Zaman zaman toplumda bir genel af gereksinimi doğar ve ülke için özellikli olan bir günde de genel af gerçekleştirilir. Örtük de olsa, bu bir toplumsal rızayı işaret eder. Özellikle affın tarafı olan kişilerin rızası, eşitlik ve adalet açısından gereklidir.
Affın haklı ve yeterli gerekçeleri olmazsa ve açık bir toplumsal yarar söz konusu değilse; suçluların affı ile birlikte, potansiyel suçluların teşvik edilmesi söz konusu olabilir. Daha önce görülen af örneklerinde olduğu gibi, otoritelerin belirlemeleri adil olmayabilir. Hırsızlar, katiller ve tecavüzcüler affedilirken, düşünce suçluları içeride bırakıldığında toplumsal adaletten söz edilemez!
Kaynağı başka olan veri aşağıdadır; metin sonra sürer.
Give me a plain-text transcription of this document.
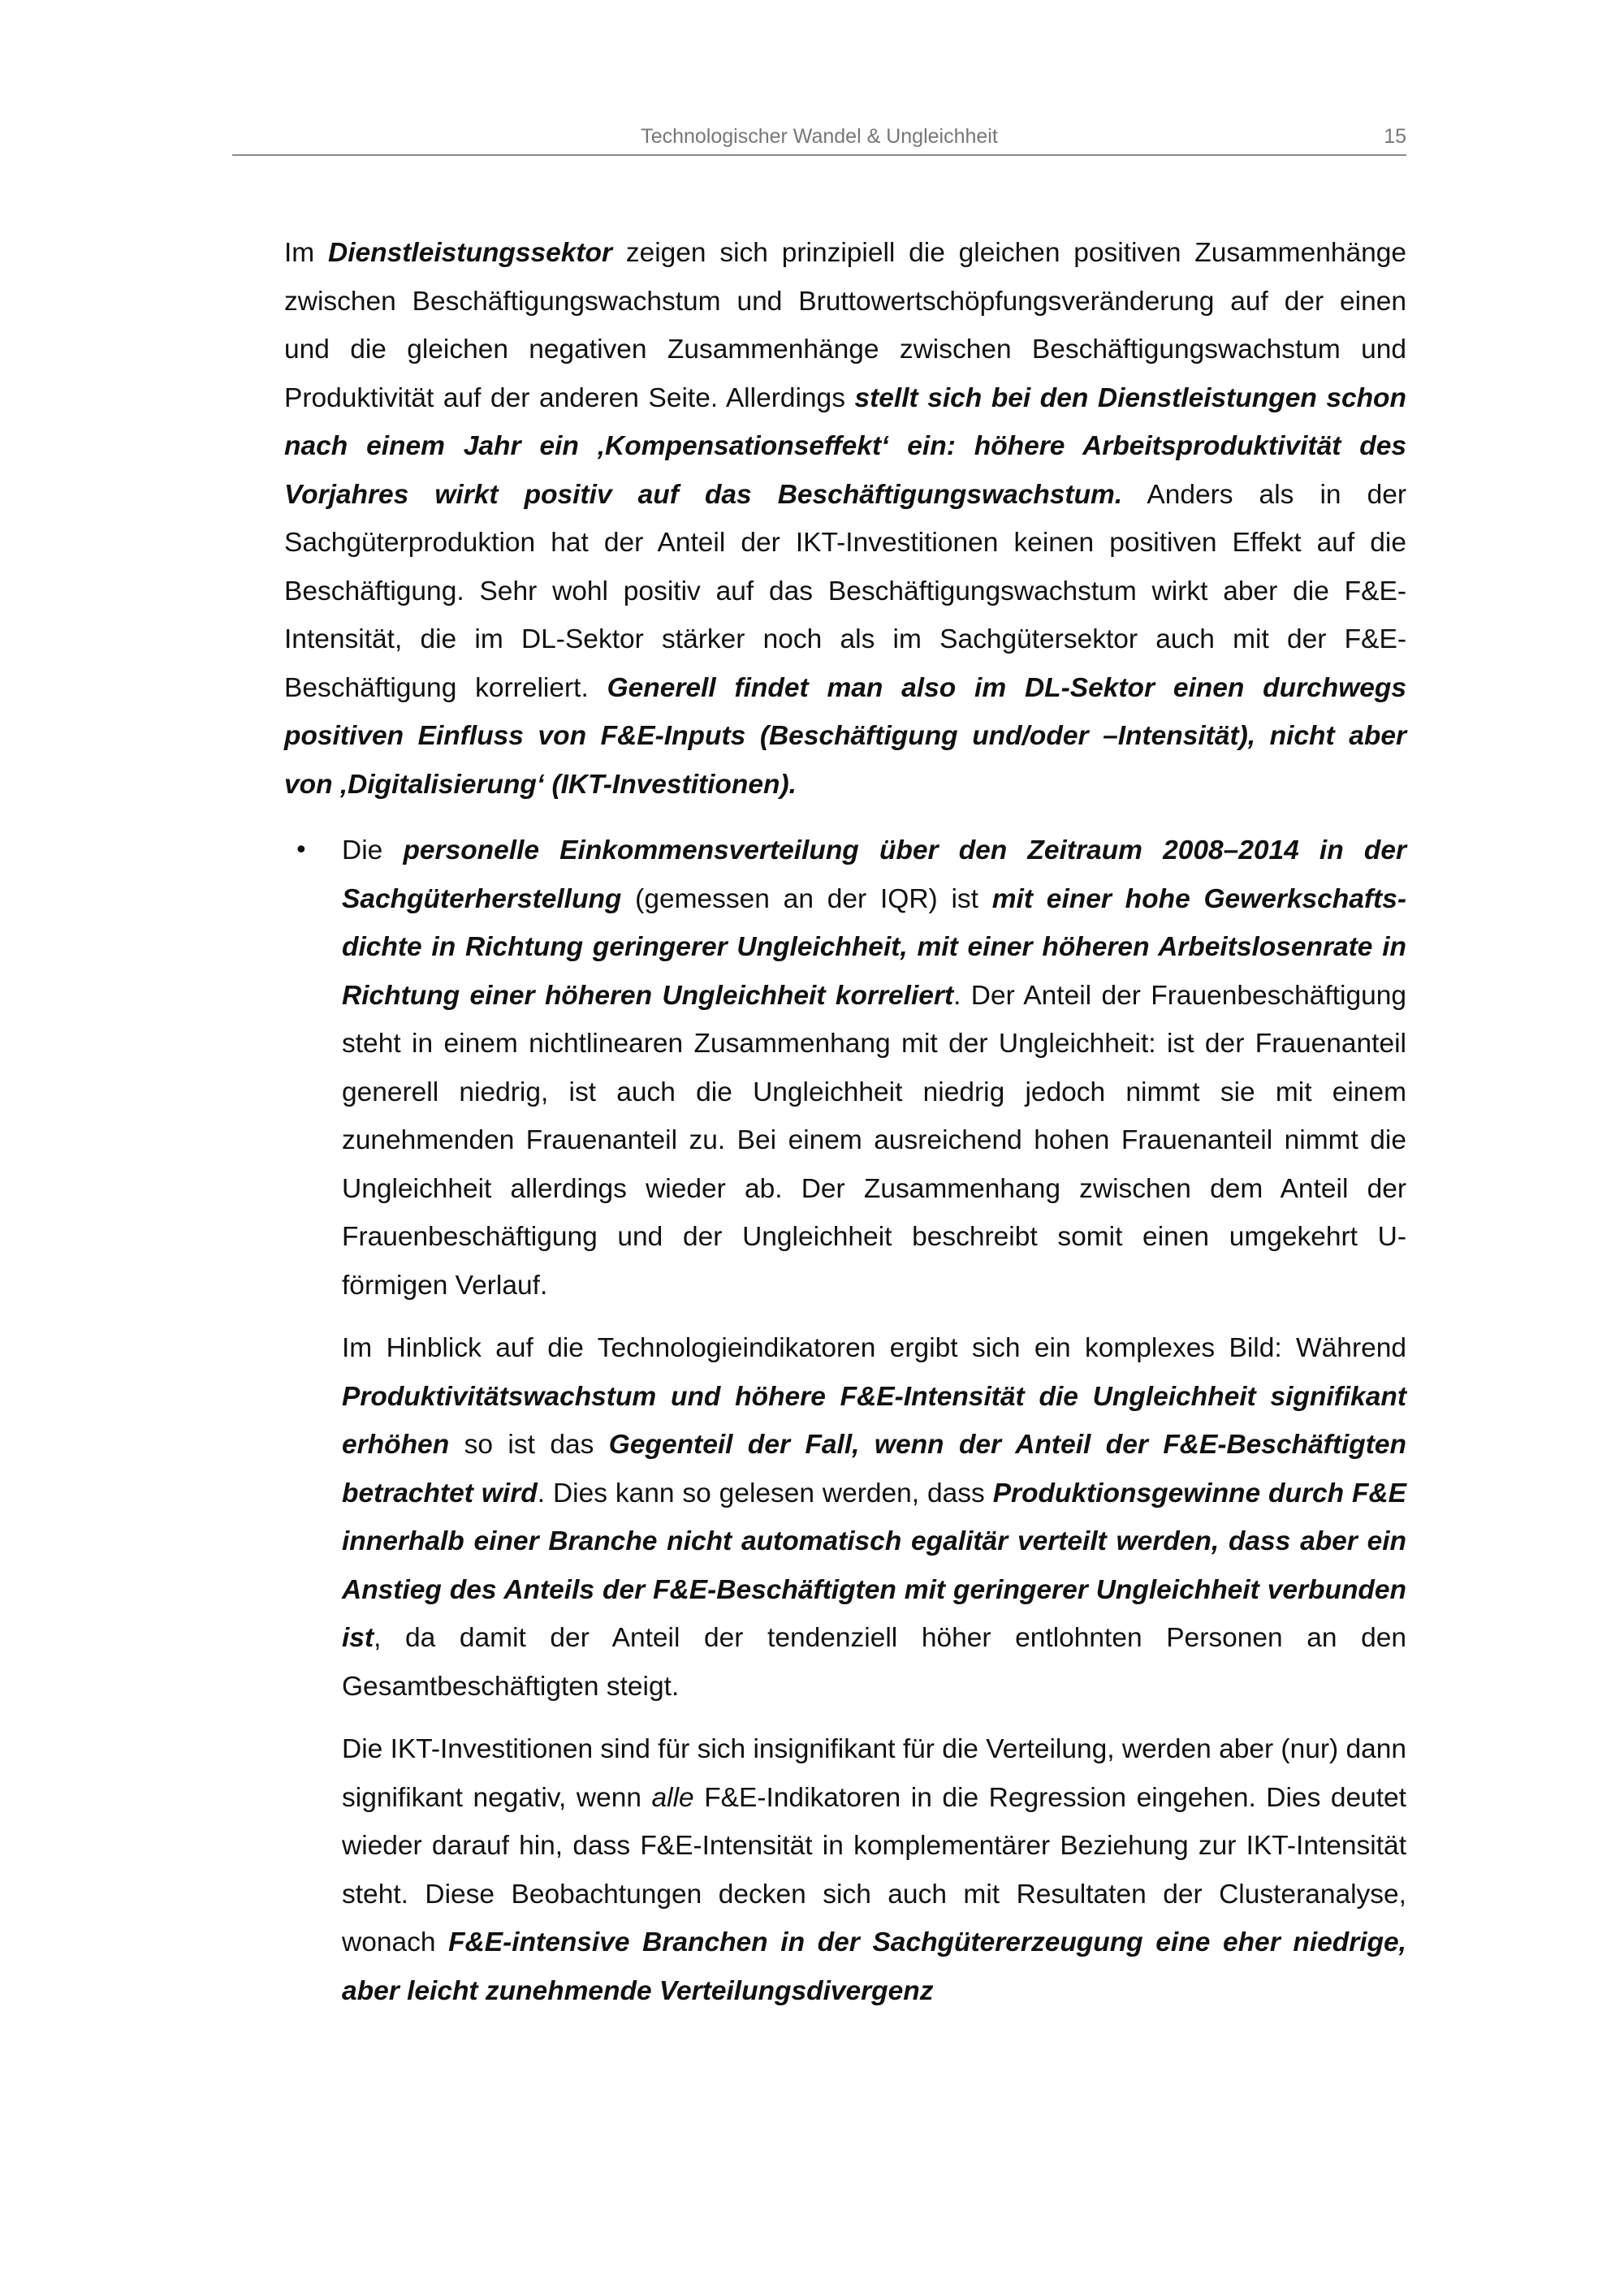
Technologischer Wandel & Ungleichheit	15

Im Dienstleistungssektor zeigen sich prinzipiell die gleichen positiven Zusammenhänge zwischen Beschäftigungswachstum und Bruttowertschöpfungsveränderung auf der einen und die gleichen negativen Zusammenhänge zwischen Beschäftigungswachstum und Produktivität auf der anderen Seite. Allerdings stellt sich bei den Dienstleistungen schon nach einem Jahr ein ‚Kompensationseffekt‘ ein: höhere Arbeitsproduktivität des Vorjahres wirkt positiv auf das Beschäftigungswachstum. Anders als in der Sachgüterproduktion hat der Anteil der IKT-Investitionen keinen positiven Effekt auf die Beschäftigung. Sehr wohl positiv auf das Beschäftigungswachstum wirkt aber die F&E-Intensität, die im DL-Sektor stärker noch als im Sachgütersektor auch mit der F&E-Beschäftigung korreliert. Generell findet man also im DL-Sektor einen durchwegs positiven Einfluss von F&E-Inputs (Beschäftigung und/oder –Intensität), nicht aber von ‚Digitalisierung‘ (IKT-Investitionen).

• Die personelle Einkommensverteilung über den Zeitraum 2008–2014 in der Sachgüterherstellung (gemessen an der IQR) ist mit einer hohe Gewerkschaftsdichte in Richtung geringerer Ungleichheit, mit einer höheren Arbeitslosenrate in Richtung einer höheren Ungleichheit korreliert. Der Anteil der Frauenbeschäftigung steht in einem nichtlinearen Zusammenhang mit der Ungleichheit: ist der Frauenanteil generell niedrig, ist auch die Ungleichheit niedrig jedoch nimmt sie mit einem zunehmenden Frauenanteil zu. Bei einem ausreichend hohen Frauenanteil nimmt die Ungleichheit allerdings wieder ab. Der Zusammenhang zwischen dem Anteil der Frauenbeschäftigung und der Ungleichheit beschreibt somit einen umgekehrt U-förmigen Verlauf.

Im Hinblick auf die Technologieindikatoren ergibt sich ein komplexes Bild: Während Produktivitätswachstum und höhere F&E-Intensität die Ungleichheit signifikant erhöhen so ist das Gegenteil der Fall, wenn der Anteil der F&E-Beschäftigten betrachtet wird. Dies kann so gelesen werden, dass Produktionsgewinne durch F&E innerhalb einer Branche nicht automatisch egalitär verteilt werden, dass aber ein Anstieg des Anteils der F&E-Beschäftigten mit geringerer Ungleichheit verbunden ist, da damit der Anteil der tendenziell höher entlohnten Personen an den Gesamtbeschäftigten steigt.

Die IKT-Investitionen sind für sich insignifikant für die Verteilung, werden aber (nur) dann signifikant negativ, wenn alle F&E-Indikatoren in die Regression eingehen. Dies deutet wieder darauf hin, dass F&E-Intensität in komplementärer Beziehung zur IKT-Intensität steht. Diese Beobachtungen decken sich auch mit Resultaten der Clusteranalyse, wonach F&E-intensive Branchen in der Sachgütererzeugung eine eher niedrige, aber leicht zunehmende Verteilungsdivergenz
“İktidar, özellikle düşüncenin açıklanması ve siyasal eylem yapılması konularında, çoğu zaman yargıyı da kullanarak, çok sayıda kişinin haksız yere hapsedilmesini ve işten çıkarılmasını gerçekleştirmiş bulunuyor.
Öncelikle düşünce ve siyasi eylem nedeniyle verilmiş olan cezalardan başlanarak bir af yasası çıkarılacağı; işlerinden uzaklaştırılan kamu çalışanlarının görevlerine dönecekleri ve bu nedenlerle doğan zararların karşılanacağı, gerekli teknik çalışmalar yapılarak açıklanmalıdır.
Sonuç olarak, FMC, silahsızlanma ve af üçlüsünün sacayağı üzerine oluşacak barış çağrısı, öncelikle, iktidarın olası daha aşırı kışkırtmalarını karşılamayı sağlayacaktır. Böyle büyük bir çağrı ortamı, kaçınılmaz olarak, yıllardır çok büyük ve ağır kayıplara neden olan Kürt sorununun barış ile çözümüne altyapı oluşturacak, toplumsal barışa tümüyle ulaşılmasının da yolunu açacaktır.”(Yakup Kepenek, BİRGÜN, 25.09.2022)
Af, adaletin en kırılgan noktasıdır. Genellikle bir genel aftan önce toplumların adil yargıya ihtiyacı var.
Af, suçun ikrarıdır. Çok özel durumlar söz konusu olmadığı sürece yapılan aflar eşitliği bozarak adaleti zedeler. Devleti yönetenler bir yasa dışılığın muhatabı olan kişiler adına karar vermemelidir. Bazı konularda tüm vatandaşları ilgilendirir. Özellikle maddi konuların tarafı tüm vatandaşlardır. Vergi borcu affedildiğinde bunun mağduru tüm vatandaşlar olur. Vergi kaçıran sonuçta hepimizden çalar(!) Beytülmal denen varlıklarda tüyü bitmedik yetimlerin hakkı var(!)
Herkes, kendisini ilgilendiren suçlarda taraftır. Bireyler kendilerini ilgilendiren konularda, affetme büyüklüğünü gösterebilir. Aynı şekilde devlet de kendisine karşı işlenen suçlarda af yetkisi kullanabilir. Fakat akçalı suçlar bu kapsamda olmamalıdır. Ayrıca “Kader kurbanı” söylemi suçu örten bir örtüdür. Gerçekte kader kurbanı yoktur ama insanları kurban konumuna getiren sistemler var. Suç üreten ortamların ortadan kaldırılması öncelikli bir görev olarak algılanarak gereği yapılmalıdır.